Comparing Machine Learning algorithms for assessing individual tree mortality: code and data

📂 Repository DOI:

✨ Highlights

6 different Machine Learning algorithms were compared in predicting individual tree mortality.
Effects of dataset size, variable set, thinning, inventory length, and cross-validation were studied.
Random Forest reached a higher performance level in all the case studies proposed except on cross-validation.
Logistic binomial Regression seems to be a more robust algorithm regarding cross-validation.

📖 Abstract

Tree mortality is a crucial process in forest dynamics and a key component of forest growth models and simulators. Factors like competition, drought and pathogens are driving tree mortality, but the underlying mechanism is difficult to model. The current environmental changes are even complicating model approaches as they influence alter all the factors involving mortality. However, innovative classification algorithms can go deep into data to find patterns able to model or even explain their relationship. We use Logistic binomial Regression as the reference algorithm for predicting individual tree mortality, but different Machine Learning alternatives already applied to other forest modelling topics can be used for this purpose.
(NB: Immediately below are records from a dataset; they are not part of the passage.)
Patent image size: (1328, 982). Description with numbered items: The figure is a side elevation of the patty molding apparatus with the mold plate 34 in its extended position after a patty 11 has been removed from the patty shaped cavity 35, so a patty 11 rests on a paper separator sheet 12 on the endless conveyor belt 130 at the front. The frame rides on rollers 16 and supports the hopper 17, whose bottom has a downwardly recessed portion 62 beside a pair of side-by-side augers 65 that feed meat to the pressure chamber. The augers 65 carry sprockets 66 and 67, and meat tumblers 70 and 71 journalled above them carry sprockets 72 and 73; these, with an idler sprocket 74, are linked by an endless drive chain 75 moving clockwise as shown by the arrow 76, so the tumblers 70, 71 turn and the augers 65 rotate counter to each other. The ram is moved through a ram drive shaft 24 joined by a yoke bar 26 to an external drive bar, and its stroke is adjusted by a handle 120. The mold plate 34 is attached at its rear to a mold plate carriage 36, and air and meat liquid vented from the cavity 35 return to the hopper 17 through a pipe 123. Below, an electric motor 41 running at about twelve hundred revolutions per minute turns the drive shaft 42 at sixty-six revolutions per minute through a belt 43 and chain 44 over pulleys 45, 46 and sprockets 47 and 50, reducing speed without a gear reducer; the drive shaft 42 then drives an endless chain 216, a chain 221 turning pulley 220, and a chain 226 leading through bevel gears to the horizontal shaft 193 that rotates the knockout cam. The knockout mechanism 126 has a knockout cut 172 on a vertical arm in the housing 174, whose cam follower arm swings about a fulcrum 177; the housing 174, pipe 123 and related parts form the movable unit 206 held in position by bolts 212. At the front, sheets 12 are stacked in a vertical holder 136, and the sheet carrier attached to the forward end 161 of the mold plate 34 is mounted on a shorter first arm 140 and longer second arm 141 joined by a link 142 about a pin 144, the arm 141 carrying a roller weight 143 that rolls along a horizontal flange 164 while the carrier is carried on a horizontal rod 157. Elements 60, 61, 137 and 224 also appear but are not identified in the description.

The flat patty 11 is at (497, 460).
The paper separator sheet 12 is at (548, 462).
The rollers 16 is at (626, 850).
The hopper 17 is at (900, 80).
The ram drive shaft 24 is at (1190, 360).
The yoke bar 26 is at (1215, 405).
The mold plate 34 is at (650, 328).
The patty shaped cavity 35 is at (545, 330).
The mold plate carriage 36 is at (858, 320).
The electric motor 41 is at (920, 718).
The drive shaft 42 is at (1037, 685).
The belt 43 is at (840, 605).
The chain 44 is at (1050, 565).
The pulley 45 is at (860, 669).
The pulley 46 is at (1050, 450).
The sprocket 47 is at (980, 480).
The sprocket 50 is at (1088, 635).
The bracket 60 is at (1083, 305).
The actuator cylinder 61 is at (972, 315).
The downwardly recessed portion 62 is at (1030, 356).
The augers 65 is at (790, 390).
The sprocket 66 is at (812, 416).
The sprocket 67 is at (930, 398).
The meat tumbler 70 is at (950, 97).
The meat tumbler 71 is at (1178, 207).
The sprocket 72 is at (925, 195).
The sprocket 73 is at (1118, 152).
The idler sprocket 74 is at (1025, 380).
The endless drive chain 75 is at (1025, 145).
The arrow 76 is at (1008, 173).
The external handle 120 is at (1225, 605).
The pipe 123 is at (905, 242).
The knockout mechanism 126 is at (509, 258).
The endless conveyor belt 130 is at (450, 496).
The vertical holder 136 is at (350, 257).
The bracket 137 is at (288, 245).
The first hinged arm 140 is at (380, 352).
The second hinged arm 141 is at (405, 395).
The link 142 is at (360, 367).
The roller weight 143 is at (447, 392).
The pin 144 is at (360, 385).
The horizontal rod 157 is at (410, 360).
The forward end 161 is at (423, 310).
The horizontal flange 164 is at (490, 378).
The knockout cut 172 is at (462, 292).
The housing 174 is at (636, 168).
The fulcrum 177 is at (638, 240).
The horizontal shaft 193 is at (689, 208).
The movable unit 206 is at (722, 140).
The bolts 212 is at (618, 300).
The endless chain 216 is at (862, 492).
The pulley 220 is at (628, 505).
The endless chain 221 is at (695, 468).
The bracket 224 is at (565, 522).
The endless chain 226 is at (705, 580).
Here, we compare the performance of five different Machine Learning algorithms with Logistic binomial Regression in individual tree mortality classification: Decision Trees, Random Forest, Naive Bayes, K-Nearest Neighbour, and Support Vector Machine. Different case studies involving dataset size, number of variables, thinning degrees and inventory record length were conducted to assess the performance of each algorithm. Additionally, a cross-validation among thinning degrees was performed. Our results demonstrate the potential of Machine Learning in assessing tree mortality, while results interpretability can reduce its utility.

📁 Repository Contents

💾 1_data:
- ☀️ climate data obtained from WorldClim data (not provided here)
- 🌳 tree and plot data (test data from DEN experimental plots, original data under serious request)
  - 0_raw contains the original data (DEN experiemtnal plots) regarding coordinates, tree inventory, plot age and thinning grades
  - tmp_DEN are different checkpoints saved after the use of each R code file, in order to explore the evolution of the data used. It works with the test information until the analysis (section 5)
  - 1_original_df contains the results of the original analysis (full dataset) with all the metrics tested in that study (but without tree and plot original data). It can be used from section 6 in advance
💻 2_code: detailed R scripts, purpose, inputs and outputs are summarized below.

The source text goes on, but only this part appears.